Researchers have discovered that women are far better than men who are able to do multiple tasks simultaneously, making this ability also ensures that they are often more commitments than they can handle.

Even if she has no children, is the daily task of the average woman filled with many things like her work, cooking, cleaning, laundry, remember birthdays, bills, settle disputes between family members, etc. And those four little words “I can help you” Give her the feeling that you understand her.

Remember that women are taught from childhood that helpfulness is a sign of caring and offering her help, you offer her emotional support.

5. Respect.
Romance is wonderful but in a stable relationship a woman wants your respect. She probably has a job, like you, you and lives in a world where they still, how smart she is, judged on the size of her waist and the shoes they wear.
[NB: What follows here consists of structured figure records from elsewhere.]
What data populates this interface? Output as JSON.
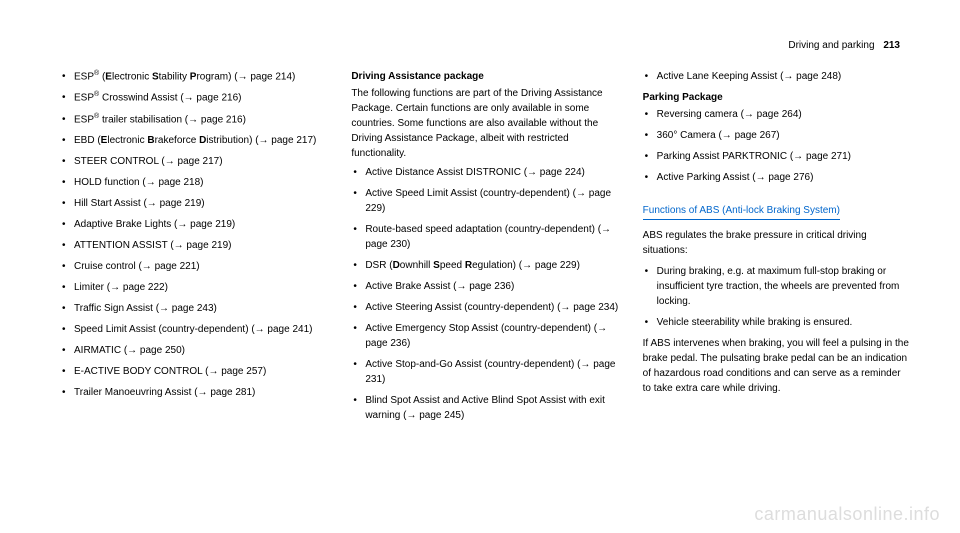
{
  "header": {
    "section": "Driving and parking",
    "pageNum": "213"
  },
  "col1": {
    "items": [
      "ESP<sup class='reg'>®</sup> (<b>E</b>lectronic <b>S</b>tability <b>P</b>rogram) (→ page 214)",
      "ESP<sup class='reg'>®</sup> Crosswind Assist (→ page 216)",
      "ESP<sup class='reg'>®</sup> trailer stabilisation (→ page 216)",
      "EBD (<b>E</b>lectronic <b>B</b>rakeforce <b>D</b>istribution) (→ page 217)",
      "STEER CONTROL (→ page 217)",
      "HOLD function (→ page 218)",
      "Hill Start Assist (→ page 219)",
      "Adaptive Brake Lights (→ page 219)",
      "ATTENTION ASSIST (→ page 219)",
      "Cruise control (→ page 221)",
      "Limiter (→ page 222)",
      "Traffic Sign Assist (→ page 243)",
      "Speed Limit Assist (country-dependent) (→ page 241)",
      "AIRMATIC (→ page 250)",
      "E-ACTIVE BODY CONTROL (→ page 257)",
      "Trailer Manoeuvring Assist (→ page 281)"
    ]
  },
  "col2": {
    "title": "Driving Assistance package",
    "intro": "The following functions are part of the Driving Assistance Package. Certain functions are only available in some countries. Some functions are also available without the Driving Assistance Package, albeit with restricted functionality.",
    "items": [
      "Active Distance Assist DISTRONIC (→ page 224)",
      "Active Speed Limit Assist (country-dependent) (→ page 229)",
      "Route-based speed adaptation (country-dependent) (→ page 230)",
      "DSR (<b>D</b>ownhill <b>S</b>peed <b>R</b>egulation) (→ page 229)",
      "Active Brake Assist (→ page 236)",
      "Active Steering Assist (country-dependent) (→ page 234)",
      "Active Emergency Stop Assist (country-dependent) (→ page 236)",
      "Active Stop-and-Go Assist (country-dependent) (→ page 231)",
      "Blind Spot Assist and Active Blind Spot Assist with exit warning (→ page 245)"
    ]
  },
  "col3": {
    "topItems": [
      "Active Lane Keeping Assist (→ page 248)"
    ],
    "parkingTitle": "Parking Package",
    "parkingItems": [
      "Reversing camera (→ page 264)",
      "360° Camera (→ page 267)",
      "Parking Assist PARKTRONIC (→ page 271)",
      "Active Parking Assist (→ page 276)"
    ],
    "absTitle": "Functions of ABS (Anti-lock Braking System)",
    "absIntro": "ABS regulates the brake pressure in critical driving situations:",
    "absItems": [
      "During braking, e.g. at maximum full-stop braking or insufficient tyre traction, the wheels are prevented from locking.",
      "Vehicle steerability while braking is ensured."
    ],
    "absOutro": "If ABS intervenes when braking, you will feel a pulsing in the brake pedal. The pulsating brake pedal can be an indication of hazardous road conditions and can serve as a reminder to take extra care while driving."
  },
  "watermark": "carmanualsonline.info"
}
Women careers for harmony in the relationship and, studies show that even most of the housework, even if they full time works.

And yet they met almost daily at least one man who belittles her mindless with comments like: “You look much prettier when you smile” or her “sweetie” or call her if it has no brain in her head.

Women want respect for the enormous amount of work they do and the amount of emotional support they give to the people around them…. If you women in your life really is and love her, it is difficult not to respect her. Treat her as special, unique and beautiful person you know who she is, and your relationship will flourish.